Focusing on “unbanked”, exclusive of the segments above, the entities most capable of tackling the range of issues here are: MNOs, large banks, large retailers, and state agencies. “Trust” is something earned over many years… In emerging markets, I would expect to see very simple services that can have very broad impact, with very little assistance from external vendors for following reasons:
- Nature of network effects are that you must deliver value to everyone on the network (whether a bank or an MNO). Successful networks must have established physical distribution points.
- Objective in payments is to establish use and acceptance. Example, receive your pension… now establish a savings account, or send money to your grandson.
- Simplicity lends itself to better risk management, a key for reinforcing the “integrity” of a new payment system. Solid risk management is even more pronounced in the face of new regulations.
- CEO visibility with MNOs, Banks and Retailers. Paying a “US Vendor” for anything relating to a payment function is not likely. Citi mobile teams have built tremendous SMS applications in weeks (sorry Silicon Valley).
- Government Visibility. In addition to CEOs, governments and regulators are highly involved in addressing the needs of their citizens, whether “unbanked” or “unphoned”. Regulators globally are looking to share learnings from Kenya, Philippines, India, … Banks expect between 600M-800M people will gain first time access to financial services over the next 8 years. A tremendous market, that will be served much differently then banks (and retailers/MNOs) have operated in the past.
- Consumer education…. Simple ( SMS). Side note: Did you know that there is a 20% failure rate on SMS in India? Perhaps this is old data.

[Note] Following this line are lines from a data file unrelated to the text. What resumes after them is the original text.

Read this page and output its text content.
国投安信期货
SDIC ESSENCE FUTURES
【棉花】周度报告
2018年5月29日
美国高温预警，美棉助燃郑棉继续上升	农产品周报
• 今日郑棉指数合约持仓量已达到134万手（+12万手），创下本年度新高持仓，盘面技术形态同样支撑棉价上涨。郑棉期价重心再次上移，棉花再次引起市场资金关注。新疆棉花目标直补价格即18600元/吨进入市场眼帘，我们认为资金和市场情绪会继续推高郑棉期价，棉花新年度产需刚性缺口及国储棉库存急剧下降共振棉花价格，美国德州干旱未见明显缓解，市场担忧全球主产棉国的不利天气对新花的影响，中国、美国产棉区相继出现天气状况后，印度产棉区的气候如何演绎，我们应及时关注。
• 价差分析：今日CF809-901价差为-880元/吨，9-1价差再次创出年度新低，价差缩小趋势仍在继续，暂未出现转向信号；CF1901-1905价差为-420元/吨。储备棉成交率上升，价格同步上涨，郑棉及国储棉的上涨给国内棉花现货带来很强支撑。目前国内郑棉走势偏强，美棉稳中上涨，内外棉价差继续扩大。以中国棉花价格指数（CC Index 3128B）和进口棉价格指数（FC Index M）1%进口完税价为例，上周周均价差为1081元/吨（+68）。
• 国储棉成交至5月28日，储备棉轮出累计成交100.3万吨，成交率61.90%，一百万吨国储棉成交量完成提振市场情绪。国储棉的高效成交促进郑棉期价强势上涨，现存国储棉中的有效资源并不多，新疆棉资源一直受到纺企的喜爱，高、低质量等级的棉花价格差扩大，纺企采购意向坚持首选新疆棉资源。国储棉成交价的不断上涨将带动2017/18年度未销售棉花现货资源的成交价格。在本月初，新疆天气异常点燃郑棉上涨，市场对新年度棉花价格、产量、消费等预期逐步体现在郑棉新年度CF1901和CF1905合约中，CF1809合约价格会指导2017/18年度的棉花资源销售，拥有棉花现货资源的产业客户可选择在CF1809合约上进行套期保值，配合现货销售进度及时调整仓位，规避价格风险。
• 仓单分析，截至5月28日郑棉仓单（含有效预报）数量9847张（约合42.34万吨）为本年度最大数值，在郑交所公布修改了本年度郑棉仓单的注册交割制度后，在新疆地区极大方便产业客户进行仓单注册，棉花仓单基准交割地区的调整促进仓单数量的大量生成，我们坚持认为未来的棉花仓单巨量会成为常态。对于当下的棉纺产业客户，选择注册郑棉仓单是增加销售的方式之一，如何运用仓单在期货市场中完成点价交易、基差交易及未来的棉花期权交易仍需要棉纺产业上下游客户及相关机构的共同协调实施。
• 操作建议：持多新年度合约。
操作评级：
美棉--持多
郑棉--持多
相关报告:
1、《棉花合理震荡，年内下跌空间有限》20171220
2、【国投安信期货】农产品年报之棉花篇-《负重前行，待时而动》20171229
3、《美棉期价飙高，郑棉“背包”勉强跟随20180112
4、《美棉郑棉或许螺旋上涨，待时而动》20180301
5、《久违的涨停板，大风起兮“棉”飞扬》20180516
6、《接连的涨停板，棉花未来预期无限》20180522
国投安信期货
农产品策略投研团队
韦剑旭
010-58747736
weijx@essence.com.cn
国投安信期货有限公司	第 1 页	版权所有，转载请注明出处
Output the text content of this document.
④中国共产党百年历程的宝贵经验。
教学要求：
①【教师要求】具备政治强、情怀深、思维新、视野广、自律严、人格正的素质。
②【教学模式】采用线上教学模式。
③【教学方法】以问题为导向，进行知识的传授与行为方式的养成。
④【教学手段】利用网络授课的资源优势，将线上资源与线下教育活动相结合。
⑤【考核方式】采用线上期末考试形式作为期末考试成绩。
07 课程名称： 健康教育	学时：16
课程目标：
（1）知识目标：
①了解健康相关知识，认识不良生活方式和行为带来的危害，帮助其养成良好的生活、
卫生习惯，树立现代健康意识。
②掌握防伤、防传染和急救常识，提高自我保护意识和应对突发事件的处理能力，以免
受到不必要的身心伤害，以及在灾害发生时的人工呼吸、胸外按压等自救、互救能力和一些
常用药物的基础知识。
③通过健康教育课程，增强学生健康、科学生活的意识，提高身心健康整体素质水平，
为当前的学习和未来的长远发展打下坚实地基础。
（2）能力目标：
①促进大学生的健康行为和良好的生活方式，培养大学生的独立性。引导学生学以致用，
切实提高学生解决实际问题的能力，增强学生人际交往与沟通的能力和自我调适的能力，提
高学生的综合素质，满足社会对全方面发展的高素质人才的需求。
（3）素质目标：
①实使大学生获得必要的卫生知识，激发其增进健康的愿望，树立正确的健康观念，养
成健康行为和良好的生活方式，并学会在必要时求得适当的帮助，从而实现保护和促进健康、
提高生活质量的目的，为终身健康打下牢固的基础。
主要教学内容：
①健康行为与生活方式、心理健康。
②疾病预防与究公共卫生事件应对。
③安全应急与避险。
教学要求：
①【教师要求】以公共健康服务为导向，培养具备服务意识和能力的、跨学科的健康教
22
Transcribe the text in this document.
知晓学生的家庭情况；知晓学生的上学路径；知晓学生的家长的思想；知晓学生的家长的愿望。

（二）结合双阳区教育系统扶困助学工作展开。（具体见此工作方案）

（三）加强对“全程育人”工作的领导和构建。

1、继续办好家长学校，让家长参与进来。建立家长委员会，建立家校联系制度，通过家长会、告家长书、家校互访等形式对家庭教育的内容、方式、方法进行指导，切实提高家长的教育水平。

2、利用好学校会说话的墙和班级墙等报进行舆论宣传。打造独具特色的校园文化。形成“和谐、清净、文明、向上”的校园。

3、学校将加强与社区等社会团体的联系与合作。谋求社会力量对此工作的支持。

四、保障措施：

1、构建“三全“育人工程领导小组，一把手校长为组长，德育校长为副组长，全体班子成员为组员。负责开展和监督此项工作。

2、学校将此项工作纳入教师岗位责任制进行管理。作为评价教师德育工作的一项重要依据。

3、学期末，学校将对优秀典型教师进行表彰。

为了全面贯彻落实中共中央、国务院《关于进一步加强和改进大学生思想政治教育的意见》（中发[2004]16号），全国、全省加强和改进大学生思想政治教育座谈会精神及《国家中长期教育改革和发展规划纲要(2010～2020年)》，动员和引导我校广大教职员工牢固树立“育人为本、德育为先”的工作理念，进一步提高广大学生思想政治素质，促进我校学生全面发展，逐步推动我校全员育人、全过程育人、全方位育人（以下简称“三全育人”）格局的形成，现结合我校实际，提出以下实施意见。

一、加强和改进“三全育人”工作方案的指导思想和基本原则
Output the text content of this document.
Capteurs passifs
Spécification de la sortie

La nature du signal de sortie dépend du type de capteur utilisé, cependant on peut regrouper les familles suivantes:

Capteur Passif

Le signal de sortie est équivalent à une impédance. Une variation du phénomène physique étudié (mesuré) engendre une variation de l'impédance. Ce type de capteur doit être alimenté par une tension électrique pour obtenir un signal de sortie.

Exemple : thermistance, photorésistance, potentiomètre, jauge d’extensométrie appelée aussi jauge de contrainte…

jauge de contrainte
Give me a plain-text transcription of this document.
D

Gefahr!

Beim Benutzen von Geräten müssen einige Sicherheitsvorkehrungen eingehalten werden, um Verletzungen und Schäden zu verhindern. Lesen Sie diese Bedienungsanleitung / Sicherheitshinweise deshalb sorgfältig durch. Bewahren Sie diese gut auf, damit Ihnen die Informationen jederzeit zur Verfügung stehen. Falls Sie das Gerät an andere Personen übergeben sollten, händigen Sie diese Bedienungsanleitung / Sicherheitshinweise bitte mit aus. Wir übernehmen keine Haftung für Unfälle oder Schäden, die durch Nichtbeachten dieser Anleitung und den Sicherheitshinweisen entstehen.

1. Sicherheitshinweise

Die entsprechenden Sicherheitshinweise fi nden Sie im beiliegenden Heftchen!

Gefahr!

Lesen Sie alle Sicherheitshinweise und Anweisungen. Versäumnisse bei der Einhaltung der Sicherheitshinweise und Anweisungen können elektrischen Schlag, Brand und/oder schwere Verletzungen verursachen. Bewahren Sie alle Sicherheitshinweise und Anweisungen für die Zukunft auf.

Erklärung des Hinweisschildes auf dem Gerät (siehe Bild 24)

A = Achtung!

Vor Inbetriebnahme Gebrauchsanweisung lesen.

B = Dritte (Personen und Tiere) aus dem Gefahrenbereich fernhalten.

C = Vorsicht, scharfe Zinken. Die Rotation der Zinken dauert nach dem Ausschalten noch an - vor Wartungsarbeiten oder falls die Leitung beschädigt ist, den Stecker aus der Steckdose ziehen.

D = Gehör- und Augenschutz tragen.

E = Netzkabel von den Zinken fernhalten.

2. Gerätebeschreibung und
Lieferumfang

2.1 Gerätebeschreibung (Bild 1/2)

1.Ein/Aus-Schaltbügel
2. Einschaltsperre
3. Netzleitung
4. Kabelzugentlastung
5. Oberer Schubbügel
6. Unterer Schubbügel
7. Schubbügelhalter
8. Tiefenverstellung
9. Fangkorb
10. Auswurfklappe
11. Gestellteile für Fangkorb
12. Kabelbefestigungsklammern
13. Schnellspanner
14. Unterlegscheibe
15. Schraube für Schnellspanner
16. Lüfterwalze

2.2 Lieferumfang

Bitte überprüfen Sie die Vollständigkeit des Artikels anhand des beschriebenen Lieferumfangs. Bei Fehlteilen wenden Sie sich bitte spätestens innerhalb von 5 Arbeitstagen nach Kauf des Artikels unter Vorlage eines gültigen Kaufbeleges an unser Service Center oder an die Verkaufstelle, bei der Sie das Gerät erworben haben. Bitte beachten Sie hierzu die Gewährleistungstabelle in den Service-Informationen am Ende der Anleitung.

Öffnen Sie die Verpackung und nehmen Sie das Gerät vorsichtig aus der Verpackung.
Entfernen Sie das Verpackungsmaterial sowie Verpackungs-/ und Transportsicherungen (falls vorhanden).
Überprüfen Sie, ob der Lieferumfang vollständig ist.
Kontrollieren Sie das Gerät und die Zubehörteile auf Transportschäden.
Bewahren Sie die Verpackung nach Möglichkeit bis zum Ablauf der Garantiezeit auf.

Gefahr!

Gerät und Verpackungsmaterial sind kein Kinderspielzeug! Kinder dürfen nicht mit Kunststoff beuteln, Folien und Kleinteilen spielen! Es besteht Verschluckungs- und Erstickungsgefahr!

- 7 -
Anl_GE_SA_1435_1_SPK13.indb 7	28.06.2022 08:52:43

Side note… Food for thought.
In this CGAP article, is it really access to “cashless payments” that is the issue? or is it the farmer’s inability to find a market for the goat and safely transfer/store the value? The deaths of the SKS workers are truly unfortunate, but if mobile enables value store, won’t thieves then adapt to this opportunity and force a transfer at knife point? Think of the poor farmer with all of his savings locked in his cell phone, overnight the money disappears. What consumer protections are in place so that he gets access to his funds immediately? Indian regulators are tackling these issues today, issues that the developed world has continued to refine over the last 40 years (for electronic payment).
Challenges for ISVs are many, as MNOs are very adept in software development and any “mobile money” value prop is Asia must be either strongly tied to a bank or MNO. VC is very tight here because compressed margins in payments are further exacerbated by injection of government and NGO money.